Emily made a sketch of an octagonal window on a 27-inch square piece of paper. First she cut four identical isosceles triangles from the corners of the paper. Then she cut a square from the center of the octagon. Each leg of a cut-off triangle is $$\frac{1}{3}$$ the length of the paper. The side length of the cut-out square is also $$\frac{1}{3}$$ the length of the paper. What ¡s the area of the sketch after she removed the triangles and the square?
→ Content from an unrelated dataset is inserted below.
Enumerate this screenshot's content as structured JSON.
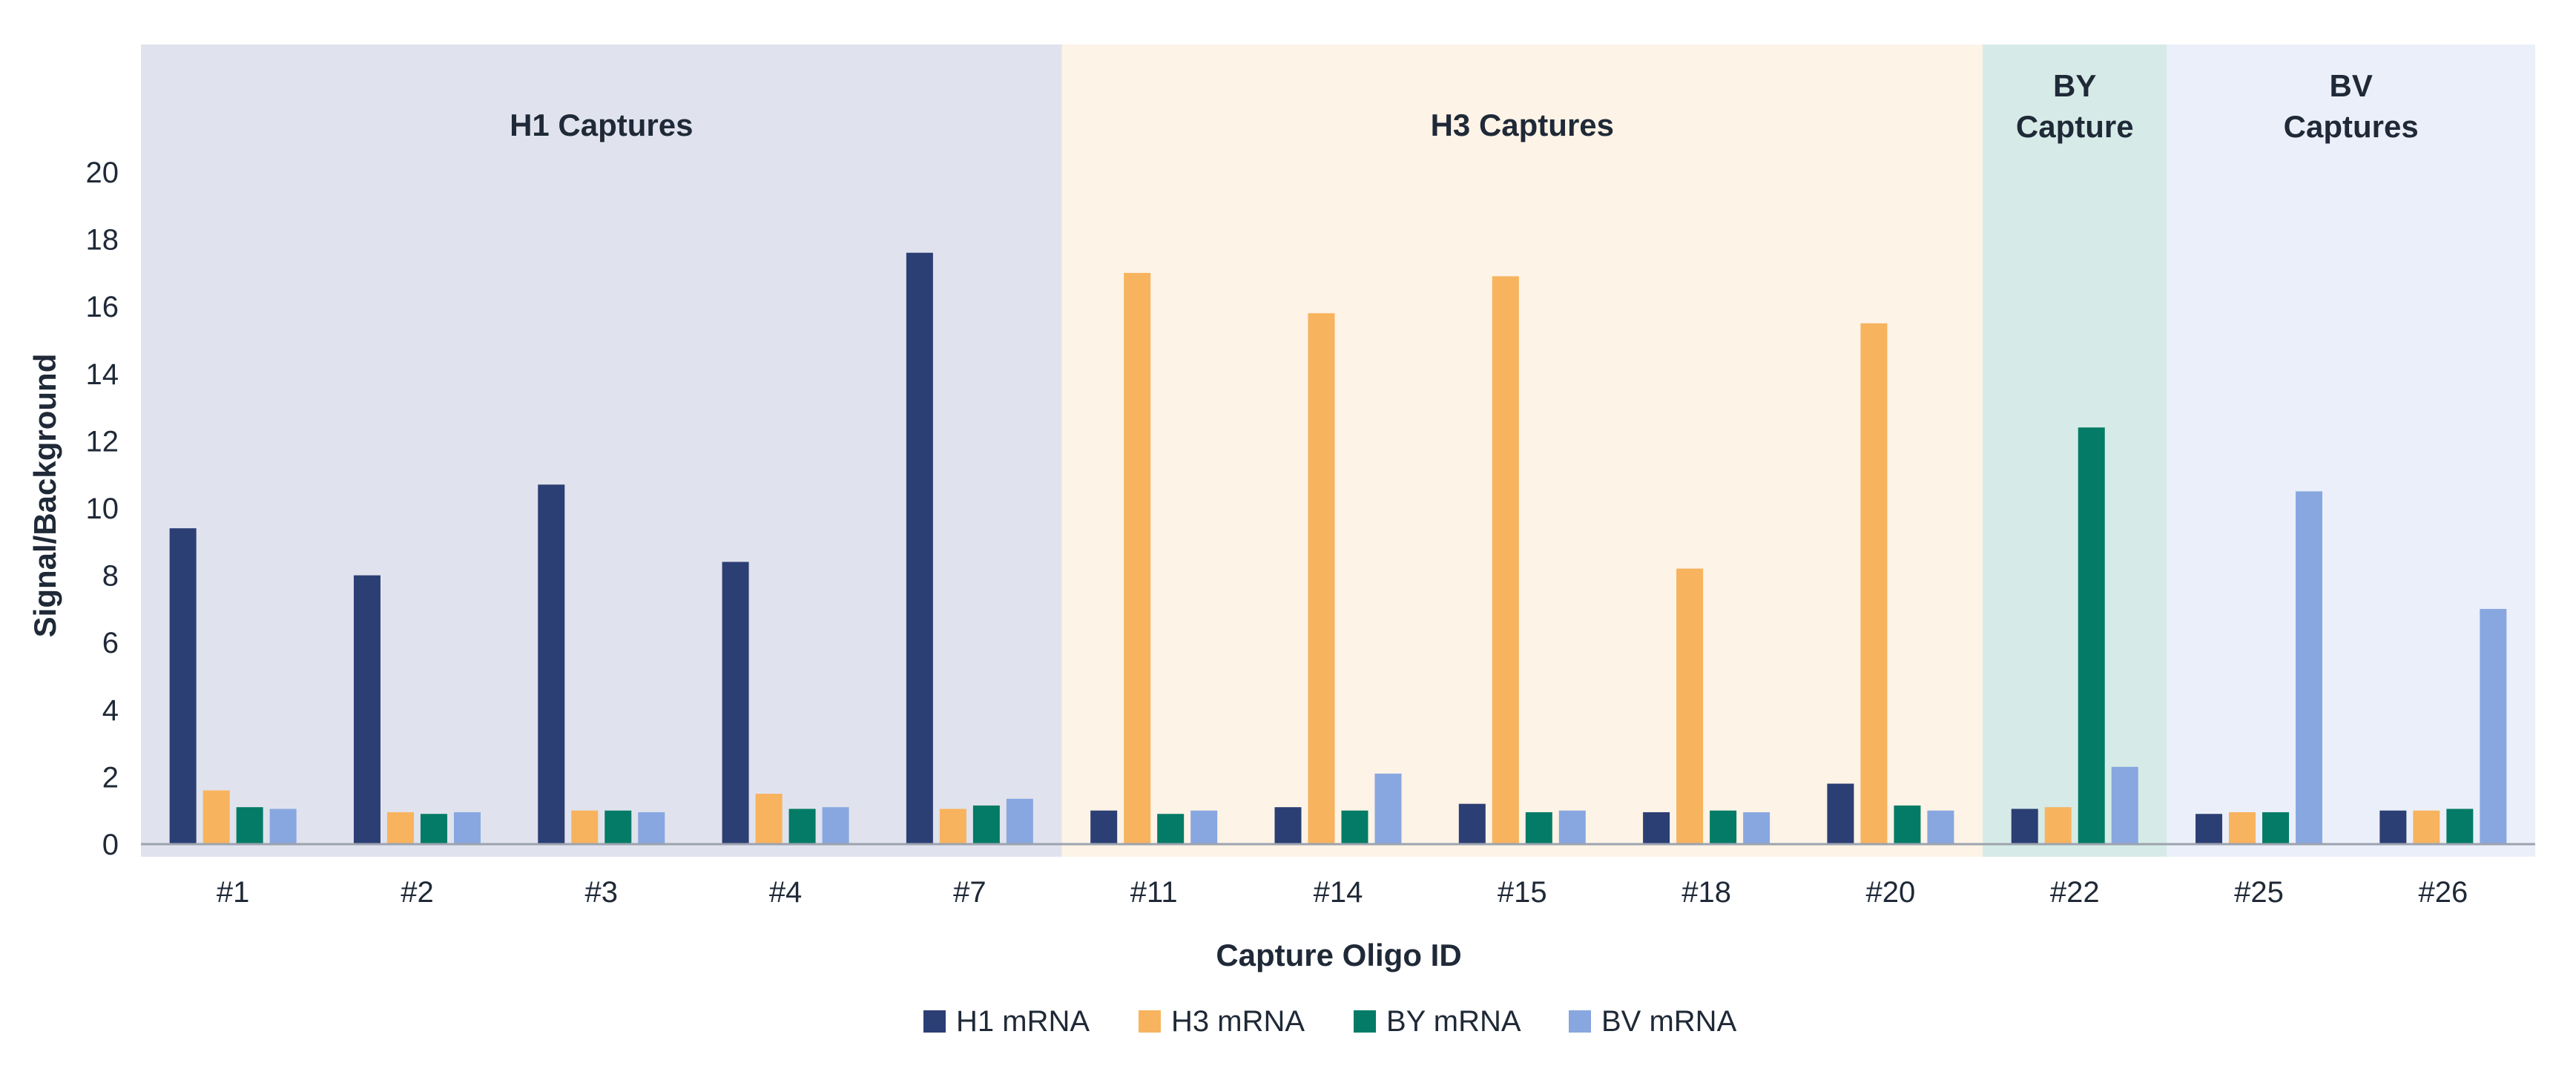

Length of the paper = 27-inch
Area of square piece of paper = side • side = 27 in • 27 in = 729 square inches
Each leg of a cut-off triangle = 1/3 • length of the paper = 1/3 • 27 =9 inches
Side length of a cut-out square = 1/3 • length of the paper = 1/3 • 27 = 9 inches
Area of a square = side x side
Area of four cut-off triangles = 4 • (1/2 • base • height)
From the above image we can observe both base and height are same.
Area of octagonal window = Area of a square piece of paper – Area of four cut-off triangles – Area of a square
= 729 – 4 • (1/2 • 9 • 9) –  9 • 9
= 729 – 4 • (81/2) – 81
= 729 – 2 • 81 – 81
= 729 – 162 – 81
= 486 square inches
The area of the sketch after she removed the triangles and the square is 486 square inches.

Question 16.
Math Journal Suppose that Lydia shows you some of her homework:

Lydia made a common error when she used the distributive property to evaluate the expression -2(6 – 8). Evaluate the expression using the order of operations. Then explain how Lydia can correctly use the distributive property to evaluate the expression.
Distributive property = A ( B+ C) = AB + AC
Use distributive property to evaluate the given expression -2 (6 – 8).
-2 (6 – 8) = -2 • 6 + (-2) • (-8)
= -12 + 16
= 4
– 2 (6 – 8) = 4

Question 17.
Sylvia took three turns in a video game. She scored -120 points during her first turn, 320 points during her second turn, and -80 points during her third turn. What was her average score for the three turns?
Sylvia scored -120 points during her first turn.
Sylvia scored 320 points during her second turn.
Sylvia scored -80 points during her third turn.
Average = (-120 + 320 -80)/ 3 = 120/3 = 40
Average score for the three turns is 40 points.

Question 18.
Math Journal Benjamin wrote: -20 + 4 • 2 + 7 – 35 = -19. Where can he place the parentheses so that the equation will be a true statement?